Sql-server – Find continuous records with equal values in each group

sql server

I have a table named "MachineHealth". Here is the sample data:

Date MachineId IsBad
2020-01-05 1 1
2020-01-04 1 1
2020-01-03 1 1
2020-01-02 1 0
2020-01-01 1 1
2020-01-05 2 1
2020-01-04 2 1
2020-01-03 2 0
2020-01-02 2 0
2020-01-01 2 1

I want to find continuous 1 count in field IsBad group by MachineId, that means the number of days that a machine is continuously bad for the most recent time.
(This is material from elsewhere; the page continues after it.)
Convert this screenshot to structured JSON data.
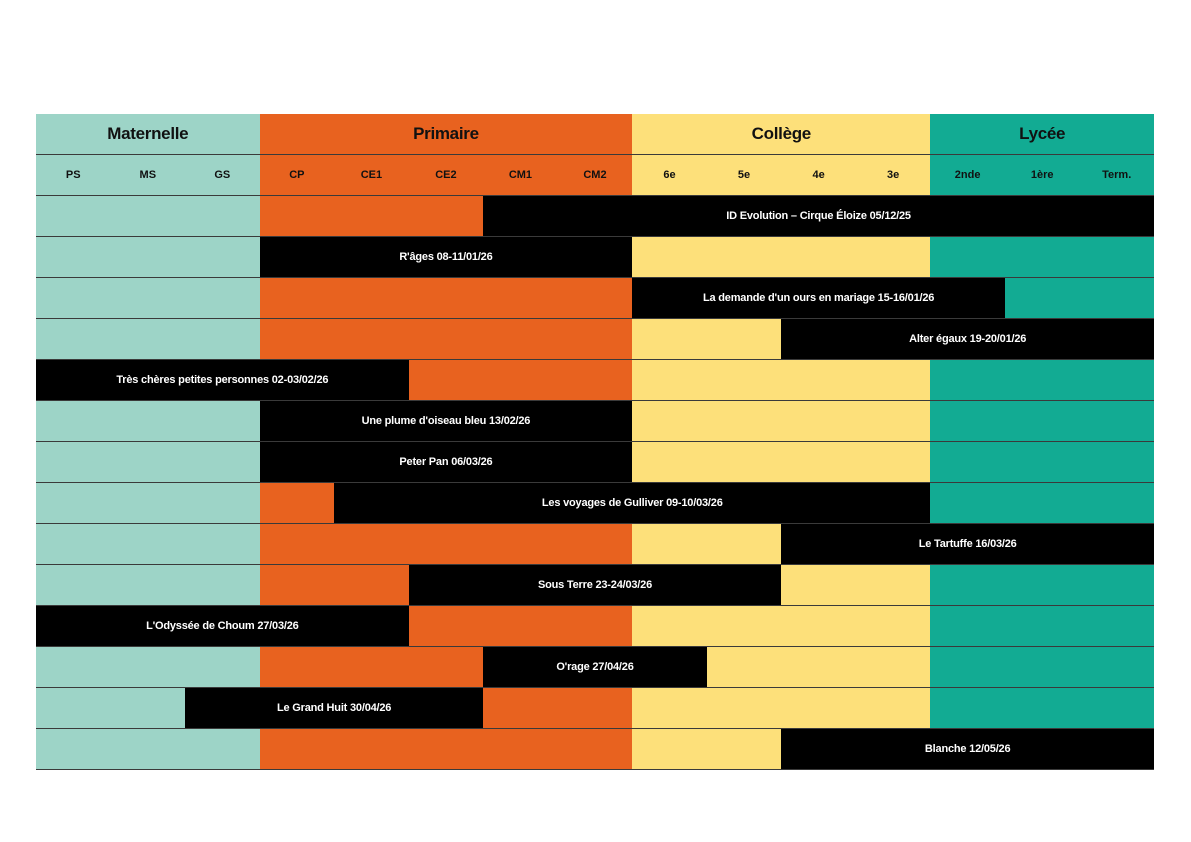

For example, the query on above data should return:

MachineId ContinuousBadDays
1 3
2 2

How to write this sql?

Best Answer

Assuming your duplicate Dates for MachineId = 1 was an accident (as Scott pointed out) something like this should be what you're after:

WITH CTE_GoodDates_Sorted AS
(
    SELECT MachineId, [Date], ROW_NUMBER() OVER (PARTITION BY MachineId ORDER BY [Date] DESC) AS SortId -- Generates a unique ID for each row within each MachineId, then resets on the next MachineId
    FROM MachineHealth
    WHERE IsBad = 0 -- Only want good Dates so we can get the last good Date per MachineId later
)

SELECT MH.MachineId, SUM(MH.IsBad) AS ContinuousBadDays
FROM MachineHealth AS MH
INNER JOIN CTE_GoodDates_Sorted AS GD
    ON MH.MachineId = GD.MachineId
    AND MH.[Date] > GD.[Date] -- Ensures we only get rows that came after the good Date
WHERE GD.SortId = 1 -- Using the auto-generate unique ID (within each MachineId), ensures we only have the latest good Date for each MachineId to compare to in the previous INNER JOIN
GROUP BY MH.MachineId

This uses the ROW_NUMBER() window function to get the latest Date no accidents occurred on per each MachineId in a CTE then uses that CTE to join to filter down the results to only the most recent continuous bad Dates. The final query then does a GROUP BY on MachineId and sums the IsBad field to get the total days (though you probably can even substitute that for a COUNT(1) instead if your IsBad field at most has a value of 1).